The second theme, "Poverty and Religion," documents the religious lives of the poor. If the main purpose of the FSA photographs was to document America's economic troubles, where did religion fit into this agenda? Photographers like Dorothea Lange, presented rural life in decay but religious images could work against representing the poor as without hope. While the New Dealers felt that faith had little role in solving America's economic problems, the FSA photographs show that religion was a vital part of the lives of the poor.
By the end of the 1930s, the goals of the FSA began to shift away from documenting the Depression and New Deal reforms. The third theme, "Celebrating America's Communal Spirit," demonstrates how photography was used to support America's entry into World War Two.

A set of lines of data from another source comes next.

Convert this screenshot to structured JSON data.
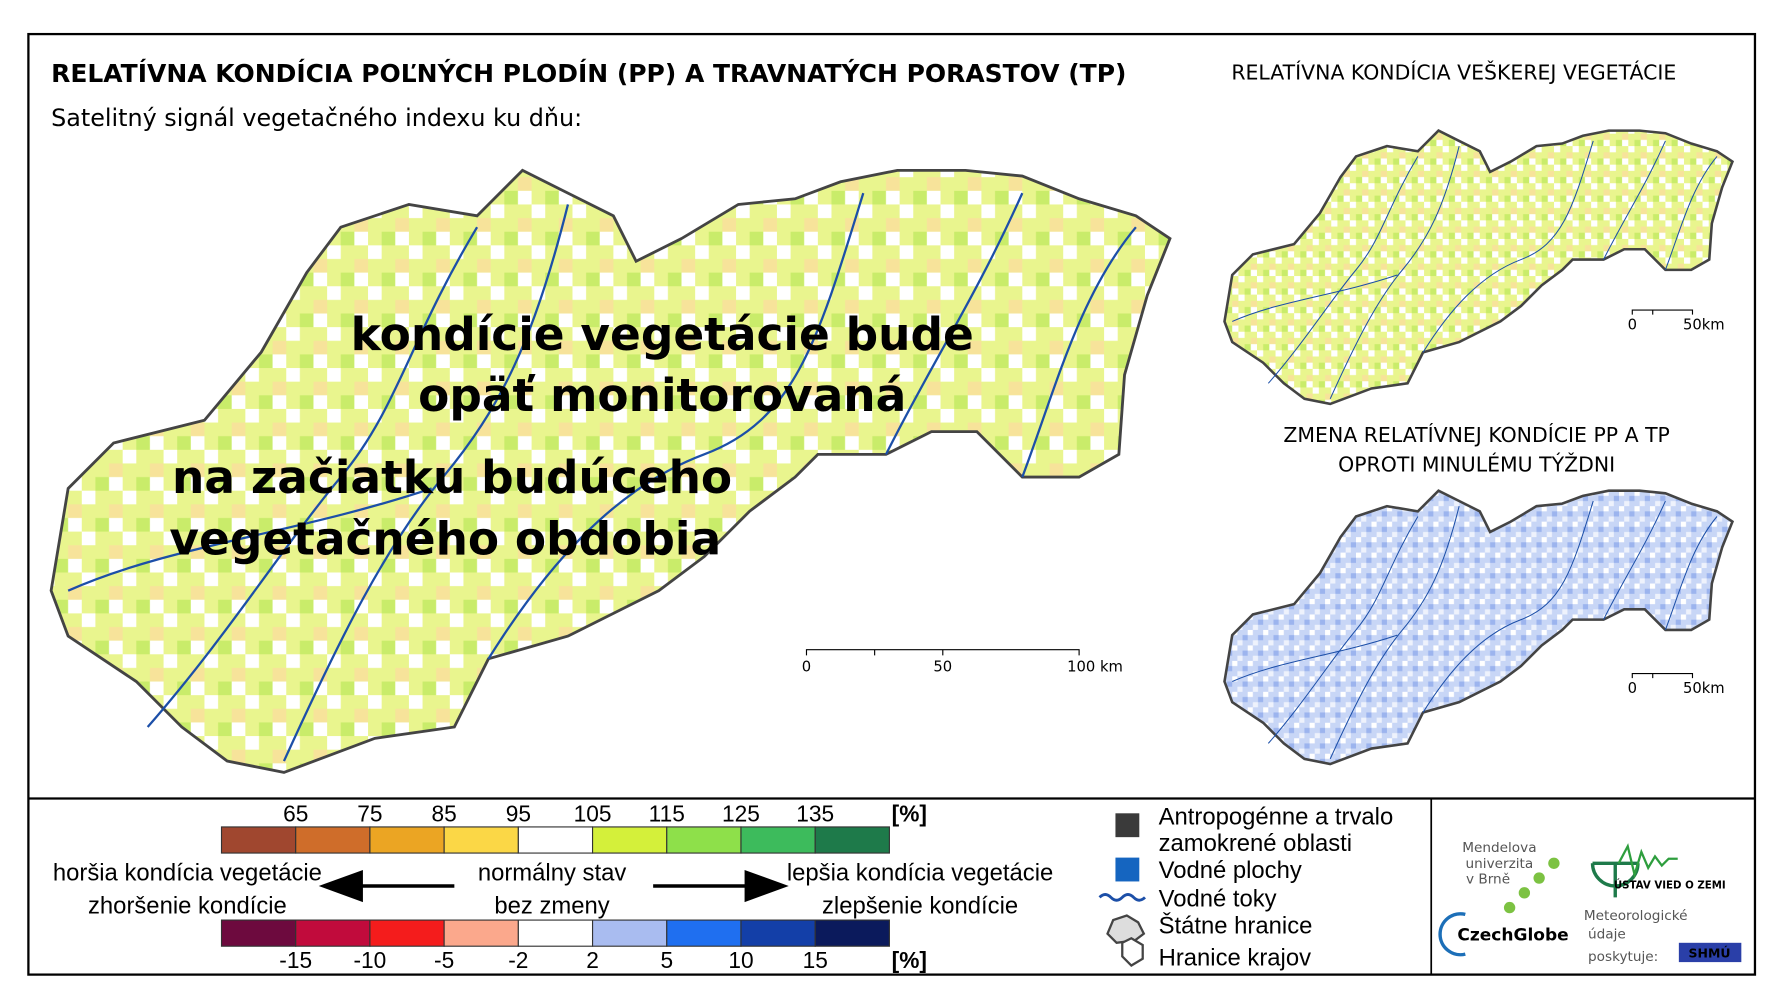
{
  "header": {
    "title": "RELATÍVNA KONDÍCIA POĽNÝCH PLODÍN (PP) A TRAVNATÝCH PORASTOV (TP)",
    "subtitle": "Satelitný signál vegetačného indexu ku dňu:",
    "side_title": "RELATÍVNA KONDÍCIA VEŠKEREJ VEGETÁCIE",
    "side_title_2": [
      "ZMENA RELATÍVNEJ KONDÍCIE PP A TP",
      "OPROTI MINULÉMU TÝŽDNI"
    ]
  },
  "overlay": {
    "lines": [
      "kondície vegetácie bude",
      "opäť monitorovaná",
      "na začiatku budúceho",
      "vegetačného obdobia"
    ]
  },
  "scale_main": [
    "0",
    "50",
    "100 km"
  ],
  "scale_small": [
    "0",
    "50km"
  ],
  "legend": {
    "top_scale": {
      "labels": [
        "65",
        "75",
        "85",
        "95",
        "105",
        "115",
        "125",
        "135"
      ],
      "unit": "[%]",
      "colors": [
        "#a0472f",
        "#cf6d2a",
        "#eba523",
        "#fbd746",
        "#ffffff",
        "#d4f03a",
        "#8ee04a",
        "#3dbb5c",
        "#1e7a4a"
      ]
    },
    "bottom_scale": {
      "labels": [
        "-15",
        "-10",
        "-5",
        "-2",
        "2",
        "5",
        "10",
        "15"
      ],
      "unit": "[%]",
      "colors": [
        "#6d0a3e",
        "#c10b3c",
        "#f41c1c",
        "#fba88c",
        "#ffffff",
        "#a9bcf0",
        "#1f6ff0",
        "#133fa8",
        "#0b1a5c"
      ]
    },
    "left": [
      "horšia kondícia vegetácie",
      "zhoršenie kondície"
    ],
    "center": [
      "normálny stav",
      "bez zmeny"
    ],
    "right": [
      "lepšia kondícia vegetácie",
      "zlepšenie kondície"
    ],
    "items": [
      [
        "Antropogénne a trvalo",
        "zamokrené oblasti"
      ],
      [
        "Vodné plochy"
      ],
      [
        "Vodné toky"
      ],
      [
        "Štátne hranice"
      ],
      [
        "Hranice krajov"
      ]
    ]
  },
  "logos": {
    "mendel": [
      "Mendelova",
      "univerzita",
      "v Brně"
    ],
    "czechglobe": "CzechGlobe",
    "uvz": "ÚSTAV VIED O ZEMI",
    "meteo": [
      "Meteorologické",
      "údaje",
      "poskytuje:"
    ],
    "shmu": "SHMÚ"
  }
}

In order to present democracy as the alternative to fascism, Roy Stryker asked his photographers to provide evidence of a harmonious, creative, and multiethnic America. Religious behavior was presented as the social glue that held together American communities. FSA photographers ignored religious strife and showed faith as the common ground shared by all Americans.
The FSA photographers also wanted to take "beautiful" pictures. The fourth theme, "Faith without People" shows how modernist canons of style influenced how the FSA photographers represented religion. To make artistic pictures, photographers waited for congregations to move away from their churches. The true and authentic "spirit" of religion was embodied in spaces and structures rather than in pious behavior. While Roy Stryker stressed the sociological nature of the photographic project, some of the most powerful images of faith are those of churches and synagogues emptied of the faithful.